Head over to The New Yorker’s Web site and you’ll see that Nancy Franklin’s latest covers ABC’s upcoming “limited series” — new TV-world parlance for “mini-series” — set in the final weeks of Caesar’s Rome. Franklin tells us she more or less hates mini-series and then says that that ABC’s “Empire” isn’t all that bad. (New York’s John Leonard also liked it.) After she dispenses with ABC, you might expect Franklin to move on to HBO’s “Rome,” which she touches on earlier in the piece, but her next target is NBC, and everyone’s favorite punching bag, Katie Couric. In what seems like an impromptu rant on the Jennifer Wilbanks saga — the only way you know it’s coming is if you check in with the table of contents, because it’s left out of the header of the piece — Franklin has this to say:
A lot of people hate the media, it is said; unfortunately, too few of those people are themselves in the media, which, once in a while, could benefit from some purifying self-flagellation. The coverage of the doings of Jennifer Wilbanks, the “runaway bride,” back in April, and the entire hour of prime-time TV that NBC devoted to following up on the story last week — “A Katie Couric Special” — would have been a good opportunity. … Of course, viewers were naturally interested in the story of a mysterious disappearance, but, given that it was the TV-news establishment that had forced the story on us for days on end, Couric was disingenuous, at the very least, when she described the search for Wilbanks as “a national obsession” that had “gripped the nation.”
Toward the end of the show, Couric told viewers that Wilbanks was receiving inpatient treatment at a psychiatric facility and that the interview had taken place while she was out on a weekend pass.
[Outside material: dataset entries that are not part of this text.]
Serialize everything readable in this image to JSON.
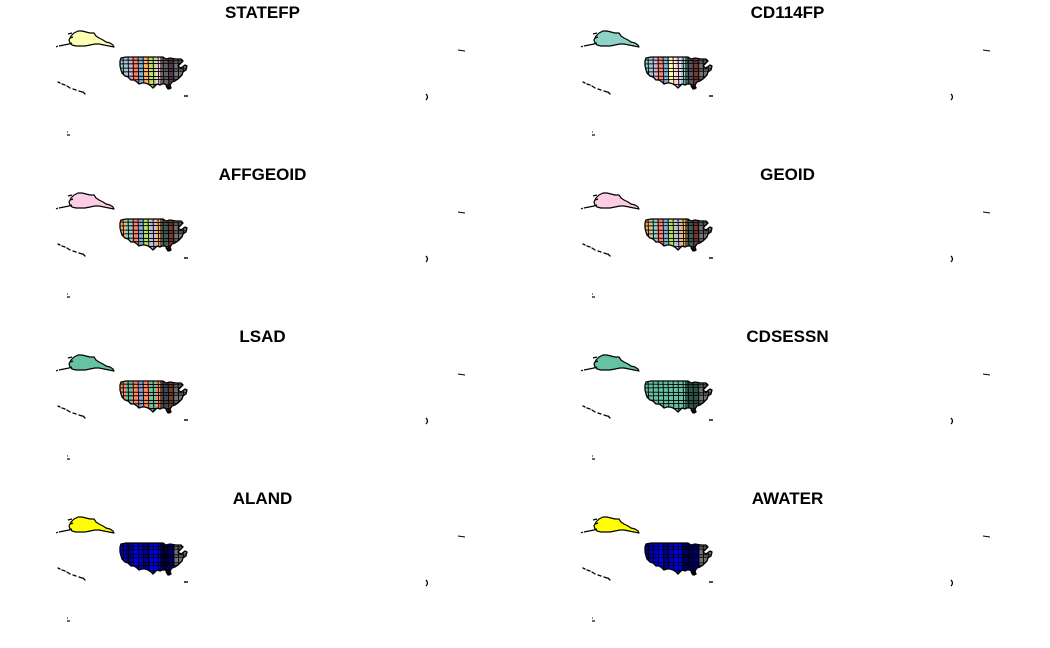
{
  "panels": [
    {
      "title": "STATEFP",
      "palette": "set2-pastel",
      "alaska": "#ffffb3",
      "conus": [
        "#8dd3c7",
        "#bebada",
        "#fb8072",
        "#80b1d3",
        "#fdb462",
        "#b3de69",
        "#fccde5",
        "#d9d9d9",
        "#bc80bd"
      ]
    },
    {
      "title": "CD114FP",
      "palette": "set3",
      "alaska": "#8dd3c7",
      "conus": [
        "#8dd3c7",
        "#bebada",
        "#fb8072",
        "#80b1d3",
        "#ffffb3",
        "#fccde5"
      ]
    },
    {
      "title": "AFFGEOID",
      "palette": "set3",
      "alaska": "#fccde5",
      "conus": [
        "#fdb462",
        "#8dd3c7",
        "#fb8072",
        "#80b1d3",
        "#b3de69",
        "#bebada"
      ]
    },
    {
      "title": "GEOID",
      "palette": "set3",
      "alaska": "#fccde5",
      "conus": [
        "#fdb462",
        "#8dd3c7",
        "#fb8072",
        "#80b1d3",
        "#b3de69",
        "#bebada"
      ]
    },
    {
      "title": "LSAD",
      "palette": "set2",
      "alaska": "#66c2a5",
      "conus": [
        "#fc8d62",
        "#66c2a5",
        "#fc8d62",
        "#8da0cb"
      ]
    },
    {
      "title": "CDSESSN",
      "palette": "set2",
      "alaska": "#66c2a5",
      "conus": [
        "#66c2a5"
      ]
    },
    {
      "title": "ALAND",
      "palette": "blue-yellow",
      "alaska": "#ffff00",
      "conus": [
        "#0000cc",
        "#00008b",
        "#0000ff"
      ]
    },
    {
      "title": "AWATER",
      "palette": "blue-yellow",
      "alaska": "#ffff00",
      "conus": [
        "#00008b",
        "#0000cc",
        "#0000ff"
      ]
    }
  ]
}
It is impossible to understand how any responsible adult — and everyone at NBC News is presumably one of those — could have brought himself to intrude on Wilbanks’ life in this way at this time, even if she was willing. But, once Wilbanks was actually sitting across from her, why didn’t Couric ask her about the deal she had just made to sell her life story for half a million dollars, or raise her eyebrows when Wilbanks said that, at the age of thirty-two, she still kissed her father on the lips, or when she answered a question about what her dreams for her life were by describing what her mother’s dreams for her were?
In the dog days of summer, newsmags are wont to turn to old news — sometimes 140-year-old news. Time put Honest Abe on the cover this week, with a nine-story feature package covering the “True Lincoln.” Last time Time fronted Lincoln: May 10, 1963. (Subscription required.) We looked into it because we thought he’d been on Time’s cover last year. Silly us, last Fourth of July it was Thomas Jefferson. Here’s the thing, though: In that 1963 issue of Time, we discover articles reported from Italy, Great Britain, Russia, Yugoslavia, France, Yemen, South Africa, Congo, West Irian, Red China, Togo, Ceylon, Hispaniola and Canada. And today? We won’t embarrass anyone with numbers, but, on the bright side, there is an illuminating article out of Baghdad.
Reporter Aparisim Ghosh scored an interview with an al-Zarqawi insurgent during his final training as a suicide bomber. Marwan Abu Ubeida (not his real name) told Ghosh that in his final prayer before the mission, “First, I will ask Allah to bless my mission with a high rate of casualties among the Americans.” He believes “terrorist” accurately describes what he is, and that the Koran encourages such terrorism against enemies of Allah. Marwan came from a well-off Sunni family and claims he was not a supporter of Saddam Hussein. Things changed when, in April 2003, Marwan attended a protest at a school at which, he says, U.S. soldiers killed 12 demonstrators.